Basketball, then, is the NCAA’s new morality. The NCAA’s ability to withhold the sport from a handful of increasingly narrow-minded states may be its best play.

“The NCAA does not consider itself … an entity that has any business telling a state what their laws should be,” Emmert said.

Technically, he is right. The NCAA with its basketball tournament is a lot like any business looking to stage a convention. There may not enough be enough hotel rooms in a city. The downtown may be run down in another. It may be … Des Moines.

OK, I’m kidding but you get the picture. The NCAA has drawn the line at a law that most right-minded folks consider to be discriminatory.

A chance to change part of a nation’s mind with one of the most significant weapons possible -- a giant sports event -- is noble.

“I’m sure,” Emmert added, “that it is a deep source of frustration for a lot of people that some college events aren’t going on there right now.”

The joke going around is if North Carolina hadn’t made the Final Four, HB2 would have been repealed yesterday. Duke already was subjected to playing in Greenville, South Carolina, when the NCAA moved a first-round site out of Greensboro.

The Blue Devils were upset fair and square by the Gamecocks. But the game turned from a de facto home game for Duke to a de facto home game for South Carolina.

As you can see, then, withholding the tournament not only deprives a state of economic impact, it takes away part of a state’s identity.

“Nobody made the decision to leave North Carolina casually,” Emmert said.

But the NCAA is absolutely considering leaving North Carolina for the foreseeable future.

The NCAA has a chance to impact -- not necessarily change -- the nation’s deep thinking on such issues.
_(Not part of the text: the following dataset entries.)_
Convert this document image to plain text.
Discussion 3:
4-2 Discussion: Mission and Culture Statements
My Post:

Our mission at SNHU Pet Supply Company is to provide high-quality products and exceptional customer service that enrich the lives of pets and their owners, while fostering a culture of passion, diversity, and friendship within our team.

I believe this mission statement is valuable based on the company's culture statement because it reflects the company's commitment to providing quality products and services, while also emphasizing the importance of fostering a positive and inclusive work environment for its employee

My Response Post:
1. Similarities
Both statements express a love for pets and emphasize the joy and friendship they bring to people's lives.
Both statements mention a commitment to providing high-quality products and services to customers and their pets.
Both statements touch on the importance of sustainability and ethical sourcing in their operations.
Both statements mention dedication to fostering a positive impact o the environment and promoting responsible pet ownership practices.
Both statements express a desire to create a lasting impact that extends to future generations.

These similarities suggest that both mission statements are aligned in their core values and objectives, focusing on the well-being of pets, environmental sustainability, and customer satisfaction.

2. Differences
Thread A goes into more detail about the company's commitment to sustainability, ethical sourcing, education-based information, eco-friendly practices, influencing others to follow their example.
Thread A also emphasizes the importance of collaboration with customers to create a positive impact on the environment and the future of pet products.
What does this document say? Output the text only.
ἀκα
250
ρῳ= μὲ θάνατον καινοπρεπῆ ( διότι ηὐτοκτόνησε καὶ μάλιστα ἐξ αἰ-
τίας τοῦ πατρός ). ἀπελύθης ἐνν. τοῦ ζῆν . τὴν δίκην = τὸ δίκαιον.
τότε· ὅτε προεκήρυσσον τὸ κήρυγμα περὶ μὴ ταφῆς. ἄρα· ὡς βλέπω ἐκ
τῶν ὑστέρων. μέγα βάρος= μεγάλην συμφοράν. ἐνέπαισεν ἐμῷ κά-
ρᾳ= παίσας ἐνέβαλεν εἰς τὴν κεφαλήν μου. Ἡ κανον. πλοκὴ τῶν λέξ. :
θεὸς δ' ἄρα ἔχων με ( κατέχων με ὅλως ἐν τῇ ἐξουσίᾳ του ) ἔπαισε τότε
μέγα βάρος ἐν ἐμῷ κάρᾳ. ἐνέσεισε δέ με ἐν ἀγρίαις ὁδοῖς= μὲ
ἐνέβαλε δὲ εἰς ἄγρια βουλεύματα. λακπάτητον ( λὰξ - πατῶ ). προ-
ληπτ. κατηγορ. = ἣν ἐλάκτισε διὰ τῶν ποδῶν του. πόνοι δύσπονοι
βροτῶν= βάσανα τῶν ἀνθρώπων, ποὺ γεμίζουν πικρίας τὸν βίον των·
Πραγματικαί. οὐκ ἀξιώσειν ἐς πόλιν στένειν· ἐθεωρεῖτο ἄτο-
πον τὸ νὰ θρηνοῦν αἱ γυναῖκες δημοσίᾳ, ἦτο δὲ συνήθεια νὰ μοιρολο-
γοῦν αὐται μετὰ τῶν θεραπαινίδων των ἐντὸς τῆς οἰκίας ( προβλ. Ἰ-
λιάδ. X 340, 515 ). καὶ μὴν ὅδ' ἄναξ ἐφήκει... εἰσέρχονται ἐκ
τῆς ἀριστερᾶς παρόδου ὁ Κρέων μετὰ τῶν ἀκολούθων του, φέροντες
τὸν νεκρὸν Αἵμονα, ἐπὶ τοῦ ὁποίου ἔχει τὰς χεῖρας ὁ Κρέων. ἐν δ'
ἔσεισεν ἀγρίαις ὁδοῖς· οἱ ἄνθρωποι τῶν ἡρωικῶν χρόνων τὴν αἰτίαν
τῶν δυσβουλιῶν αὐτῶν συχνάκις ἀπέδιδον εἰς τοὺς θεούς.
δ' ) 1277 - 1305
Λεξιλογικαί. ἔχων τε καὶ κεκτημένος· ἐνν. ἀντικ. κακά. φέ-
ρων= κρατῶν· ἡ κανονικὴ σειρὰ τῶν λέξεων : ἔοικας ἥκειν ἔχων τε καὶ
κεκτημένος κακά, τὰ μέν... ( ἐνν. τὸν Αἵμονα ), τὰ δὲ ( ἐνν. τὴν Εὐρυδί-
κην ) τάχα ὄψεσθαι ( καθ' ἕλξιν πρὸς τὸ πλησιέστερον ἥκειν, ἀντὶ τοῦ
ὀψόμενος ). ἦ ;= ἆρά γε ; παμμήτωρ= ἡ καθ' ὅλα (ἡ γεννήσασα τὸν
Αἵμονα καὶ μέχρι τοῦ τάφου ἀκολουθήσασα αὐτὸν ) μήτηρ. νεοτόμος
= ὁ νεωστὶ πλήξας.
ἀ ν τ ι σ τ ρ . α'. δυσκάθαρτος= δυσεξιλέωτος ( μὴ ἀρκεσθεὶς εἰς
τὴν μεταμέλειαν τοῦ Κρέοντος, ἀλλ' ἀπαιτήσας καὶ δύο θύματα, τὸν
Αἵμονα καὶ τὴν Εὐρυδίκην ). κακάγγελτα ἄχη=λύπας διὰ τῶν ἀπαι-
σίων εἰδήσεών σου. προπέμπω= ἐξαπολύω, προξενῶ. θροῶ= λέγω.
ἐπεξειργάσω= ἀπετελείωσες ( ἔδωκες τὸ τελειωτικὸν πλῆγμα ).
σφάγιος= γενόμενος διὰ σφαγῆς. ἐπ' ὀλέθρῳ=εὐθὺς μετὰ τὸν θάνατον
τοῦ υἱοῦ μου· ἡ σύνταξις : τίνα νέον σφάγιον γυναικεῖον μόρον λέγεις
How we got to a point where it was a contentious issue where law-abiding citizens went to the bathroom is a symptom of something deeper in this country.

Emmert made it clear to steer the discussion away from morality on Thursday. The board hasn’t spoken. The NCAA has a sketchy track record when trying to guide social conscience.

“This isn’t about North Carolina not being a hospitable place for events. It is,” Emmert said. “But can we conduct them in a way that’s consistent with our values.”

The NCAA has already spoken to exactly what those values are. There are no championship events being played in North Carolina at the moment. Whether that continues is totally up to North Carolina.